Klopp became their physical jump lead—a human defibrillator that returned them to a winning streak. The dissent within the team was boiling over, but their new manager contained it and thrashed out their differences in private. He wanted to do it the right way, the Liverpool way. That meant not overspending and only spending what you earned. Only then could Liverpool become a healthy club, a mantra left by the devout Socialist Bill Shankly: the right way or the highway.
The Liverpool Heartbeat
To become a great football manager, you must live and breathe your club’s existence. Klopp did precisely that; he felt the joy and the pain. Sitting in the dugout at home and away games, it was almost like having a stroke when that ball never hit the back of the net, and your team left the pitch after the final whistle with their shoulders sunk and heads bowed. There are plenty of books on leadership, but Jürgen chose to ignore them. He is a man who works on experience. He suffers but learns to suffer and pulls the positives away from the negatives. Unity brings strength and determination and ultimately wins and success. Just be yourself, and you will succeed.

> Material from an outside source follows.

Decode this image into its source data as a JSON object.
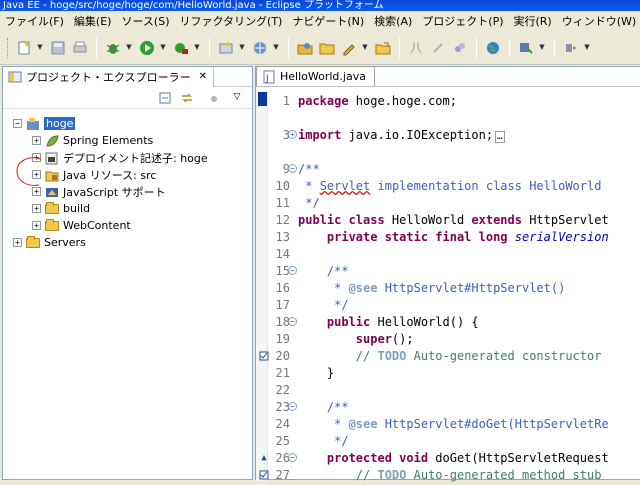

Klopp knew precisely what to do—lighting up the eyes of children, working closely with the youth squad, going to or writing to that sick individual when they made a cry for help and making the Anfield family at the centre of all his decisions. A father figure who sees the sheer importance of the fan, the boot room worker, the pitch grass cutter and the players. He never deviated from his plan; lose or win, you prepare for the next game. You don’t overdo it; you just run in cruise control. He feels the responsibility on his shoulders and manages it by breaking free listening to audiobooks. His headphones go on, and he is no longer listening to the droning chatter that can deafen you and drown you.
You Will Never Walk Alone
At 56, Jürgen Klopp has plenty to be proud of during his nine years as Liverpool’s manager. This animated German has won eight significant honours, including the Premier League and Champions League, their first league title in thirty years. He knows when he leaves Anfield for the last time, driving away from the ground for the last time, that he has done more than enough and leaves the club in a very healthy place for Arne Slot to adopt the mantle. Yes, he will return occasionally like any former Liverpool manager, but his work is done. He has a clean sheet and is ready for his next challenge, whatever that may be. Klopp is no meddler but will always remember his time with the club. It is too iconic to forget, but he promises to continue his strong bond with the Liverpool family and the community that makes Liverpool such a great city.